In Nuova Guinea due anziane donne accusate di stregoneria sono state torturate per tre giorni e poi decapitate

Una isola da sogno, scoperta per la prima volta dai portoghesi che alla fine del 1800 venne divisa tra olandesi, tedeschi e inglesi prima di essere occupata dagli australiani durante la prima guerra mondiale su mandato delle Nazioni Unite. Siamo in Nuova Guinea e non nella metà che appartiene all’Indonesia ma nella parte orientale dell’isola oceanica che è indipendente dal 1975 quando è diventato un membro effettivo del Commonwealth. Sulla sua moneta, la Kina papuana, troneggia infatti la regina Elisabetta II che è il Capo di questo Stato che è anche membro delle Nazioni Unite.

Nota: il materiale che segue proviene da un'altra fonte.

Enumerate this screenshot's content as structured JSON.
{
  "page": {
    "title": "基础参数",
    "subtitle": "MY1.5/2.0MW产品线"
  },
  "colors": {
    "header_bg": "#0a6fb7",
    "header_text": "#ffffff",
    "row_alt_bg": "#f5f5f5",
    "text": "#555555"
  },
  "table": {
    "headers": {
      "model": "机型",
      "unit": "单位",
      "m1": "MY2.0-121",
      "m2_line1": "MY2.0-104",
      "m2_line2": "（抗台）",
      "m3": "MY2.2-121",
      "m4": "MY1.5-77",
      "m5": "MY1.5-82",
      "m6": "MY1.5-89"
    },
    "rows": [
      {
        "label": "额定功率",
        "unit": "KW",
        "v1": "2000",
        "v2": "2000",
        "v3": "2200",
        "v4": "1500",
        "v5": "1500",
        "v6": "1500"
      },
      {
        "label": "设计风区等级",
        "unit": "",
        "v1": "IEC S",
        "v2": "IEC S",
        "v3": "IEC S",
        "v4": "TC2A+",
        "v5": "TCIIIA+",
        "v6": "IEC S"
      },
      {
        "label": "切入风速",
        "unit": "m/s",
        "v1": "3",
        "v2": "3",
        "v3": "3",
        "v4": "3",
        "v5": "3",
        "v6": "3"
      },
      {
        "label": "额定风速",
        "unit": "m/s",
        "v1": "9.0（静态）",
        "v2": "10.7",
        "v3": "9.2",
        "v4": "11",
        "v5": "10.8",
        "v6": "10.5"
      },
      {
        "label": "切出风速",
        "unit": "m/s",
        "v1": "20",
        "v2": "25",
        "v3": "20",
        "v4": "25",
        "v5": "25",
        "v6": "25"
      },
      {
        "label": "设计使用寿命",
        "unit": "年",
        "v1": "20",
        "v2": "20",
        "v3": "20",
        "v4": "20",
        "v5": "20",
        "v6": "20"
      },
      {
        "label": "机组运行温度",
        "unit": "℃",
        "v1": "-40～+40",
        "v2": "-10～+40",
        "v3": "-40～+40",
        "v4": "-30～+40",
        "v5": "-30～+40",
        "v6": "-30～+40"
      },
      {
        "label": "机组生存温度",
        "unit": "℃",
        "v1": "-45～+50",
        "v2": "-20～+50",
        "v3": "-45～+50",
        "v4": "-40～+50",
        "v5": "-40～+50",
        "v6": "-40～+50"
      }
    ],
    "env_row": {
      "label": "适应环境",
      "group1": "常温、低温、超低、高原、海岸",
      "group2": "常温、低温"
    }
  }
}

Eppure, a queste latitudini, ancora resiste la nefasta credenza sulla stregoneria e due anziane donne sono state prima torturate e poi decapitate in pubblico. La polizia era stata avvertita ed era presente ma non è potuta intervenire, bloccata da una ampia e aggressiva folla.

«Non abbiamo potuto fare nulla, i miei uomini hanno cercato di liberare le due vittime, ma il loro sforzo è risultato invano» ha dichiarato ad un giornale locale Birengka Herman, il capo della polizia di Bougainville che ha confermato che: «le donne erano state rapite e tenute prigioniere da martedì scorso dai parenti di un insegnante che era appena morto: Sono state portate nel villaggio di Lopele perché sospettate di praticare la stregoneria e accusate di essere le responsabili della morte di un maestro del luogo. Una azione barbara e senza senso».

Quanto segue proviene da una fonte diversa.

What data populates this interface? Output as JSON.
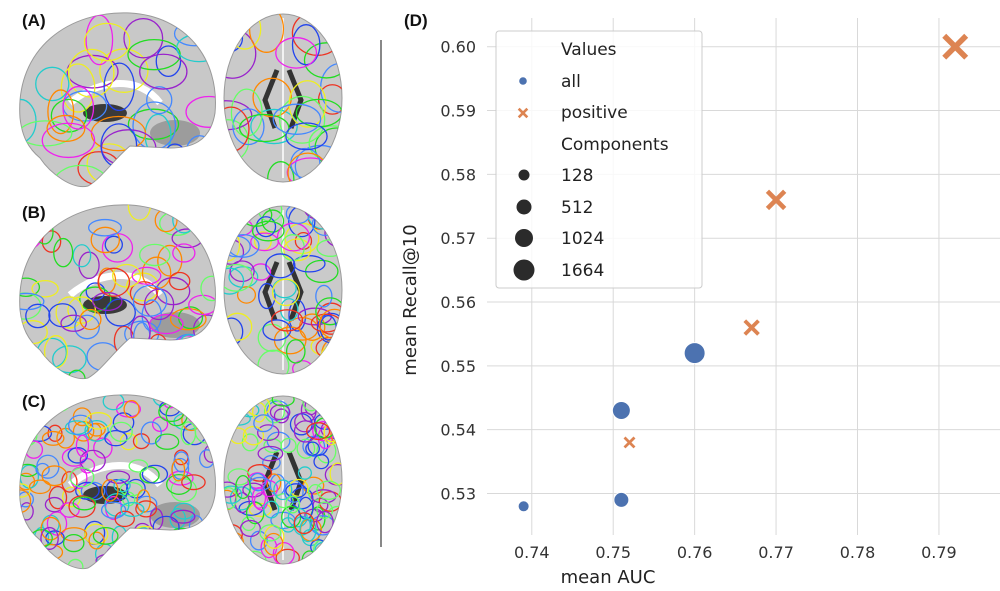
{
  "panels": {
    "a": "(A)",
    "b": "(B)",
    "c": "(C)",
    "d": "(D)"
  },
  "atlas_colors": [
    "#2244ee",
    "#9922cc",
    "#ee22ee",
    "#22dd22",
    "#22cccc",
    "#eeee22",
    "#ee3322",
    "#ff8800",
    "#66ff66",
    "#4488ff"
  ],
  "chart_data": {
    "type": "scatter",
    "title": "",
    "xlabel": "mean AUC",
    "ylabel": "mean Recall@10",
    "xlim": [
      0.7345,
      0.7975
    ],
    "ylim": [
      0.5235,
      0.6045
    ],
    "xticks": [
      0.74,
      0.75,
      0.76,
      0.77,
      0.78,
      0.79
    ],
    "yticks": [
      0.53,
      0.54,
      0.55,
      0.56,
      0.57,
      0.58,
      0.59,
      0.6
    ],
    "xtick_labels": [
      "0.74",
      "0.75",
      "0.76",
      "0.77",
      "0.78",
      "0.79"
    ],
    "ytick_labels": [
      "0.53",
      "0.54",
      "0.55",
      "0.56",
      "0.57",
      "0.58",
      "0.59",
      "0.60"
    ],
    "grid": true,
    "series": [
      {
        "name": "all",
        "marker": "circle",
        "color": "#4c72b0",
        "points": [
          {
            "x": 0.739,
            "y": 0.528,
            "components": 128
          },
          {
            "x": 0.751,
            "y": 0.529,
            "components": 512
          },
          {
            "x": 0.751,
            "y": 0.543,
            "components": 1024
          },
          {
            "x": 0.76,
            "y": 0.552,
            "components": 1664
          }
        ]
      },
      {
        "name": "positive",
        "marker": "x",
        "color": "#dd8452",
        "points": [
          {
            "x": 0.752,
            "y": 0.538,
            "components": 128
          },
          {
            "x": 0.767,
            "y": 0.556,
            "components": 512
          },
          {
            "x": 0.77,
            "y": 0.576,
            "components": 1024
          },
          {
            "x": 0.792,
            "y": 0.6,
            "components": 1664
          }
        ]
      }
    ],
    "legend": {
      "placement": "top-left",
      "hue_title": "Values",
      "size_title": "Components",
      "size_entries": [
        128,
        512,
        1024,
        1664
      ],
      "size_labels": [
        "128",
        "512",
        "1024",
        "1664"
      ],
      "size_marker_color": "#2b2b2b"
    }
  }
}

Solo alcuni giorni fa la stampa aveva riferito che nel corso di un “sacrificio pasquale” altre sei donne accusate di stregoneria erano state torturate e fortunatamente erano sopravvissute cavandosela con delle marchiature a ferro.

Questo seguiva all’altro orribile episodio avvenuto nello scorso mese di febbraio, quando una giovane donna di 20 anni sempre accusata di stregoneria era stata priam denudata, poi cosparsa di olio e quindi arsa viva davanti alla folla.

Proprio in seguito a questi episodi Amnesty International aveva chiesto al governo di Papua Nuova Guinea di impegnarsi e lottare più energicamente contro queste assurde pratiche che vedono accusare donne di ogni età di stregoneria, credenze ancora diffuse nei territori più poveri del Pacifico, al punto che nel 1971 è stato proprio il governo ad aver introdotto una legge che rende la stregoneria un crimine.

Solo da pochi anni è stata istituita una Commissione per la riforma della legislazione che ha proposto di abrogare questa legge proprio a causa di un aumento degli attacchi contro le persone sospettate di praticare la magia nera.